Le recours est rejeté.
2.
Les frais de procédure, d'un montant de Fr. 300.--, sont mis à la
charge du recourant. Ce montant est compensé par l'avance de frais
déjà versée de Fr. 300.--.
3. Il n'est pas alloué de dépens.
4.
Le présent arrêt est adressé :
- au recourant (Recommandé + AR)
- à l'autorité inférieure (n° de réf. AI ES/___.____.___.__ IR ;
Recommandé)
- à l'Office fédérale des assurance sociales (Recommandé)

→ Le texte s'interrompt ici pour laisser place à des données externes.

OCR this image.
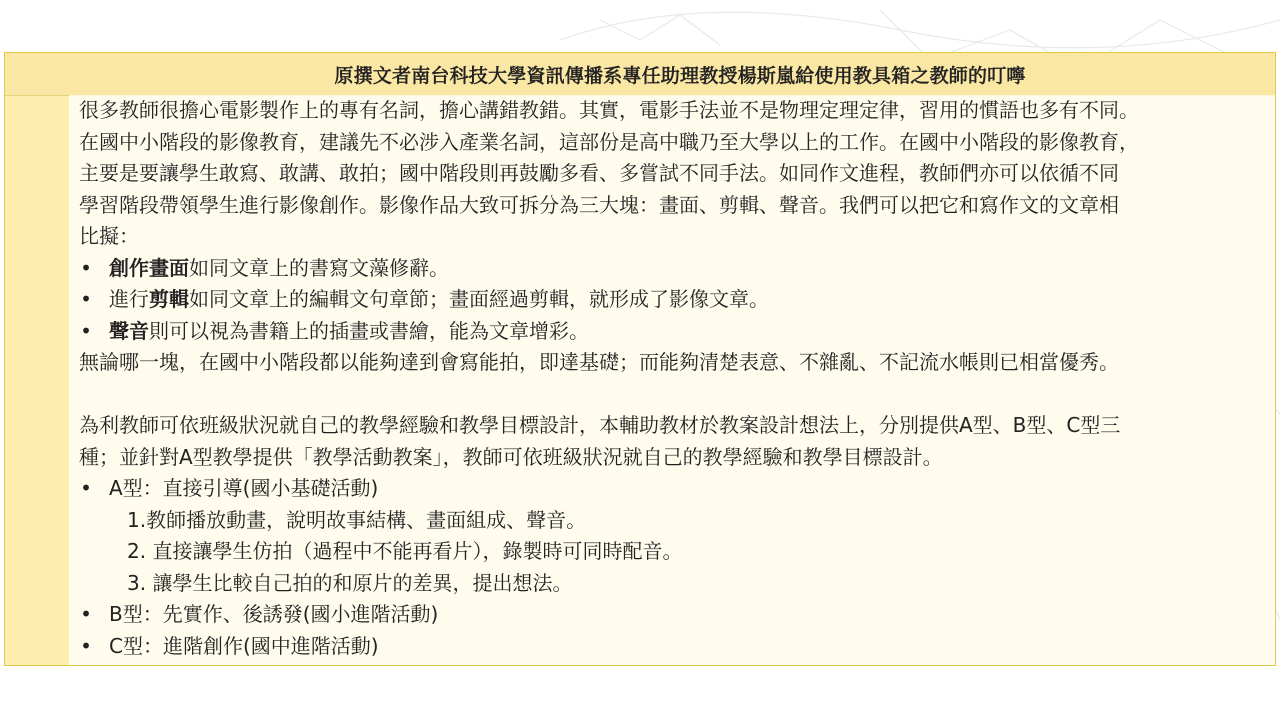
原撰文者南台科技大學資訊傳播系專任助理教授楊斯嵐給使用教具箱之教師的叮嚀
很多教師很擔心電影製作上的專有名詞，擔心講錯教錯。其實，電影手法並不是物理定理定律，習用的慣語也多有不同。
在國中小階段的影像教育，建議先不必涉入產業名詞，這部份是高中職乃至大學以上的工作。在國中小階段的影像教育，
主要是要讓學生敢寫、敢講、敢拍；國中階段則再鼓勵多看、多嘗試不同手法。如同作文進程，教師們亦可以依循不同
學習階段帶領學生進行影像創作。影像作品大致可拆分為三大塊：畫面、剪輯、聲音。我們可以把它和寫作文的文章相
比擬：
• 創作畫面如同文章上的書寫文藻修辭。
• 進行剪輯如同文章上的編輯文句章節；畫面經過剪輯，就形成了影像文章。
• 聲音則可以視為書籍上的插畫或書繪，能為文章增彩。
無論哪一塊，在國中小階段都以能夠達到會寫能拍，即達基礎；而能夠清楚表意、不雜亂、不記流水帳則已相當優秀。
為利教師可依班級狀況就自己的教學經驗和教學目標設計，本輔助教材於教案設計想法上，分別提供A型、B型、C型三
種；並針對A型教學提供「教學活動教案」，教師可依班級狀況就自己的教學經驗和教學目標設計。
• A型：直接引導(國小基礎活動)
1.教師播放動畫，說明故事結構、畫面組成、聲音。
2. 直接讓學生仿拍（過程中不能再看片），錄製時可同時配音。
3. 讓學生比較自己拍的和原片的差異，提出想法。
• B型：先實作、後誘發(國小進階活動)
• C型：進階創作(國中進階活動)
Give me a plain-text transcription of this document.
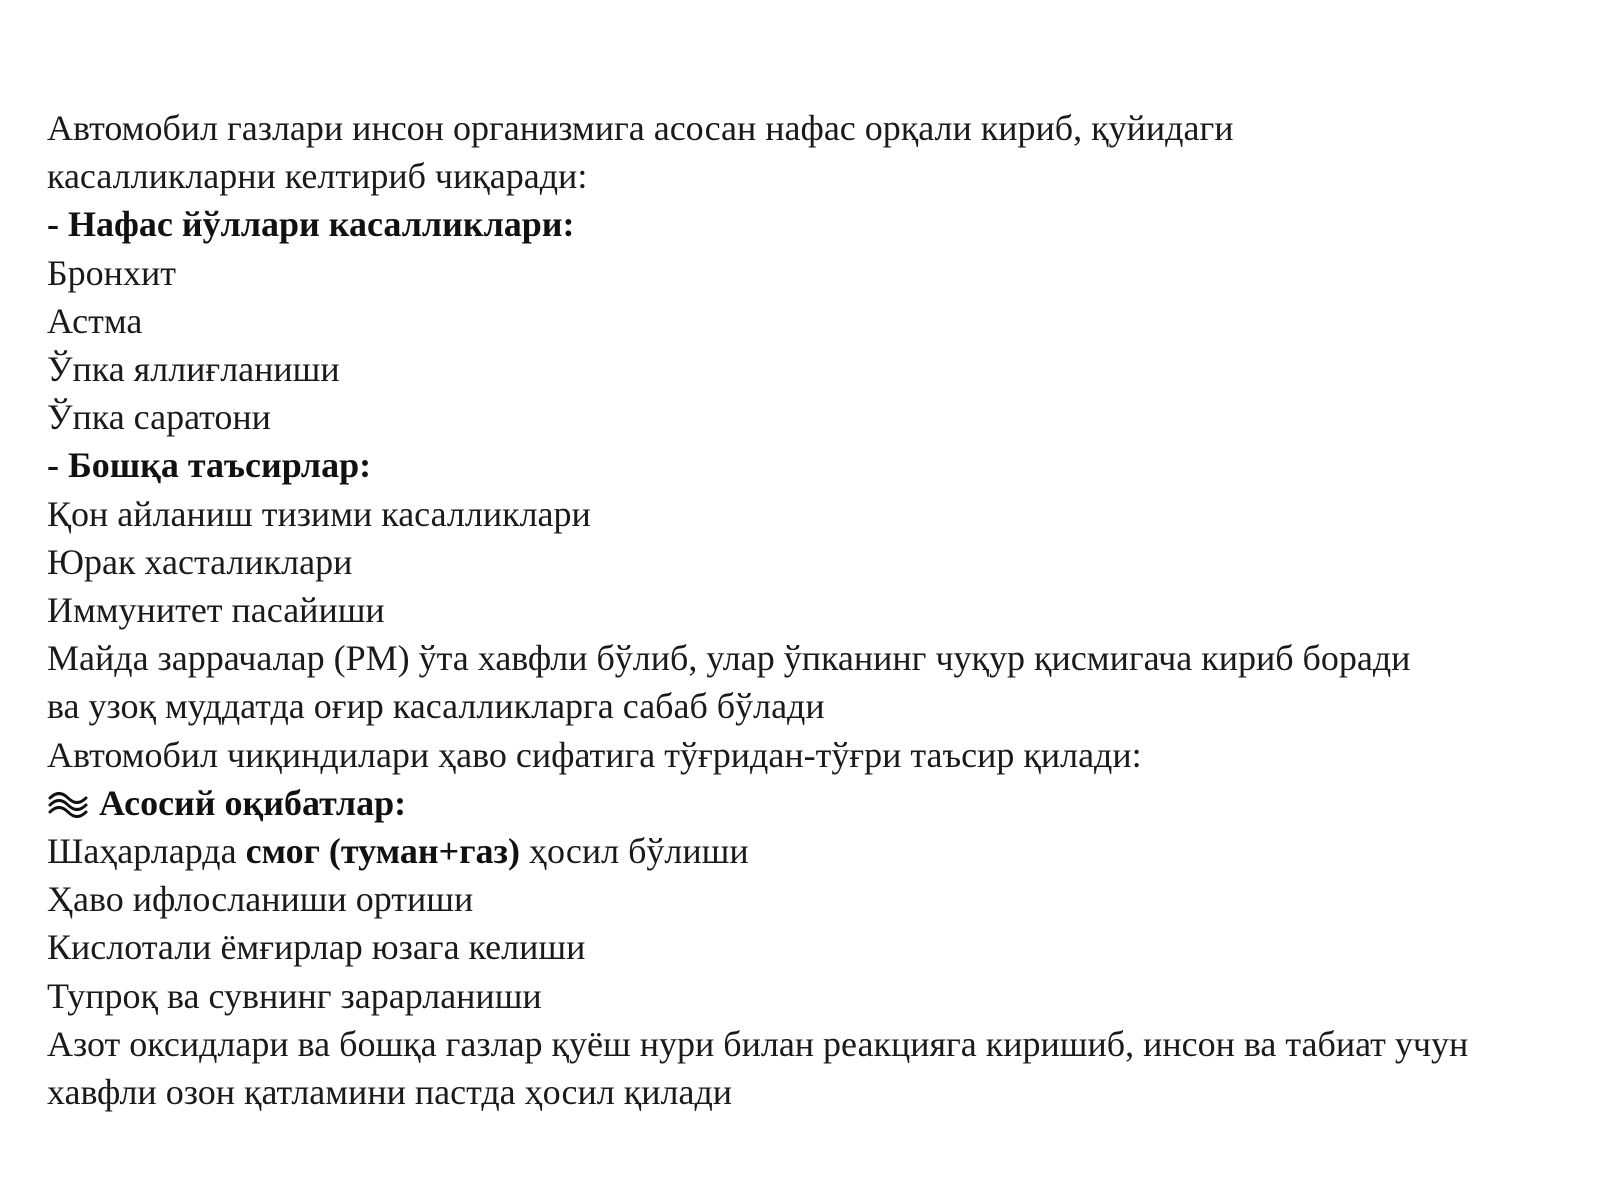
Автомобил газлари инсон организмига асосан нафас орқали кириб, қуйидаги касалликларни келтириб чиқаради:
- Нафас йўллари касалликлари:
Бронхит
Астма
Ўпка яллиғланиши
Ўпка саратони
- Бошқа таъсирлар:
Қон айланиш тизими касалликлари
Юрак хасталиклари
Иммунитет пасайиши
Майда заррачалар (PM) ўта хавфли бўлиб, улар ўпканинг чуқур қисмигача кириб боради ва узоқ муддатда оғир касалликларга сабаб бўлади
Автомобил чиқиндилари ҳаво сифатига тўғридан-тўғри таъсир қилади:
Асосий оқибатлар:
Шаҳарларда смог (туман+газ) ҳосил бўлиши
Ҳаво ифлосланиши ортиши
Кислотали ёмғирлар юзага келиши
Тупроқ ва сувнинг зарарланиши
Азот оксидлари ва бошқа газлар қуёш нури билан реакцияга киришиб, инсон ва табиат учун хавфли озон қатламини пастда ҳосил қилади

La présidente du collège : La greffière :
Elena Avenati-Carpani Delphine Queloz
Indication des voies de droit :
La présente décision peut être attaquée devant le Tribunal fédéral,
Schweizerhofquai 6, 6004 Lucerne, par la voie du recours en matière
de droit public, dans les trente jours qui suivent la notification (art. 82
ss, 90 ss et 100 de la loi du 17 juin 2005 sur le Tribunal fédéral [LTF,
RS 173.110]). Le mémoire doit indiquer les conclusions, les motifs et
les moyens de preuve, et être signé. La décision attaquée et les
moyens de preuve doivent être joints au mémoire, pour autant qu'ils
soient en mains de la partie recourante (voir art. 42 LTF).